Gaza, home to approximately 2 million Palestinians, is similar in size to U.S cities Detroit and Chicago. It is surrounded by Israel to the north and west. Gaza also shares a border with Egypt to the south, where civilians are now attempting to flee a ground war expected to commence in coming days.
Gaza was under Egypt’s control until 1967 when Israel seized control of it during the Six-Day War.
Gaza is currently under the jurisdiction of the Palestinian Authority and the political group Fatah, but Hamas has day-to-day control of Gaza after winning elections in 2007 and defeating Fatah in a brief civil war.
'We are fighting barbarians'
After the weekend of surprise attacks by Hamas, IDF soldiers have fought and killed Hamas soldiers and secured the communities where they had massacred unarmed civilians in their cars and in bomb shelters, and even beheaded babies at a kibbutz located near the Gaza border.

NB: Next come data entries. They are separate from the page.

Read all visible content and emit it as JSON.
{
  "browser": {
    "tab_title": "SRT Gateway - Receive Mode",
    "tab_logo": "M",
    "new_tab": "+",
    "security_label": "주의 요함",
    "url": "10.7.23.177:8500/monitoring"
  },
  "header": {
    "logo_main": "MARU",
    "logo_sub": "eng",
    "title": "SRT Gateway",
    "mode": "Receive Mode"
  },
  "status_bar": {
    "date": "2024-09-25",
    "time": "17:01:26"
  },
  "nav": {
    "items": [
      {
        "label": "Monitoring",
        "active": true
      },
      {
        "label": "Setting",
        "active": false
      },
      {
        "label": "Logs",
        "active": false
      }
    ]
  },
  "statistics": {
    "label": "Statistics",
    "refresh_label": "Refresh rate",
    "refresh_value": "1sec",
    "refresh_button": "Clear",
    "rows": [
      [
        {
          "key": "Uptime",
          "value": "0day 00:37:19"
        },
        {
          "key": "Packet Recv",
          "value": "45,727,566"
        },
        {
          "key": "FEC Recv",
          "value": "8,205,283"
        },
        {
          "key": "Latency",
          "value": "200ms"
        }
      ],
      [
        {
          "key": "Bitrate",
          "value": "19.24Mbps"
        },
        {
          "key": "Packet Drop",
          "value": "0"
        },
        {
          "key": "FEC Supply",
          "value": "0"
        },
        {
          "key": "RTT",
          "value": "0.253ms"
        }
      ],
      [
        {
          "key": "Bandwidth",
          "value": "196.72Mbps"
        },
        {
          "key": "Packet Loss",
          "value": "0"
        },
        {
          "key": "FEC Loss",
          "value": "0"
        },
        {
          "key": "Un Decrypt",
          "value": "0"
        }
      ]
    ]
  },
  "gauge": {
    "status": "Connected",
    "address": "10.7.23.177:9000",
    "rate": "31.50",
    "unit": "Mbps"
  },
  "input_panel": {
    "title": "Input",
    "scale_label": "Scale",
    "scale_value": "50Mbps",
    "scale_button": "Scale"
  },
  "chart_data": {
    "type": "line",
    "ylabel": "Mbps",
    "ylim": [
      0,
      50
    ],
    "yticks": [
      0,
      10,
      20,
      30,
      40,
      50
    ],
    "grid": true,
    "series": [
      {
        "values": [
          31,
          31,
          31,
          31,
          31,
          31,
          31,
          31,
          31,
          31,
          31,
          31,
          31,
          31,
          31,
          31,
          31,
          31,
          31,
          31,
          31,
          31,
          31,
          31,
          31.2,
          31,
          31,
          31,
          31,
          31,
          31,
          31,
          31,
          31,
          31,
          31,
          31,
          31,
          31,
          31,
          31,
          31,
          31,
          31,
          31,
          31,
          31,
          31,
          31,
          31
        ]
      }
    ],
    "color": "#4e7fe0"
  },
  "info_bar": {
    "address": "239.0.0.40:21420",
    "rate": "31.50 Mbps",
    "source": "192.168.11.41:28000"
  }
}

On Monday, Israel’s defense minister Yoav Gallant ordered what he called a “complete siege” of Gaza that would cut off electricity, food, water, and fuel to the Palestinians living there.
“We are fighting barbarians and will respond accordingly,” Gallant vowed.
In an interview with AFN, vocal Israel supporter Jan Markell says a looming war for control of Gaza has been “boiling” for many years. She goes back to 2005, when Israel surrendered control of Gaza to the Palestinian Authority as part of the Oslo Accords brokered by President Bill Clinton.
“They should have kept the land back in 2005,” Markell says of Israel’s government. “But when you appease terrorists, this is what you get.”
Frank Gaffney, who leads the Center for Security Policy, has also watched Israel’s ongoing fight with Jew-hating Islamic radicals for years. Now that the IDF has pushed back Hamas into Gaza, he warns Israel must “act decisively” to crush Hamas or risk the coming war unravel into a wider regional conflict.
“And the only hope for preventing that, I think, is to behave decisively and nip it in the bud,” Gaffney says.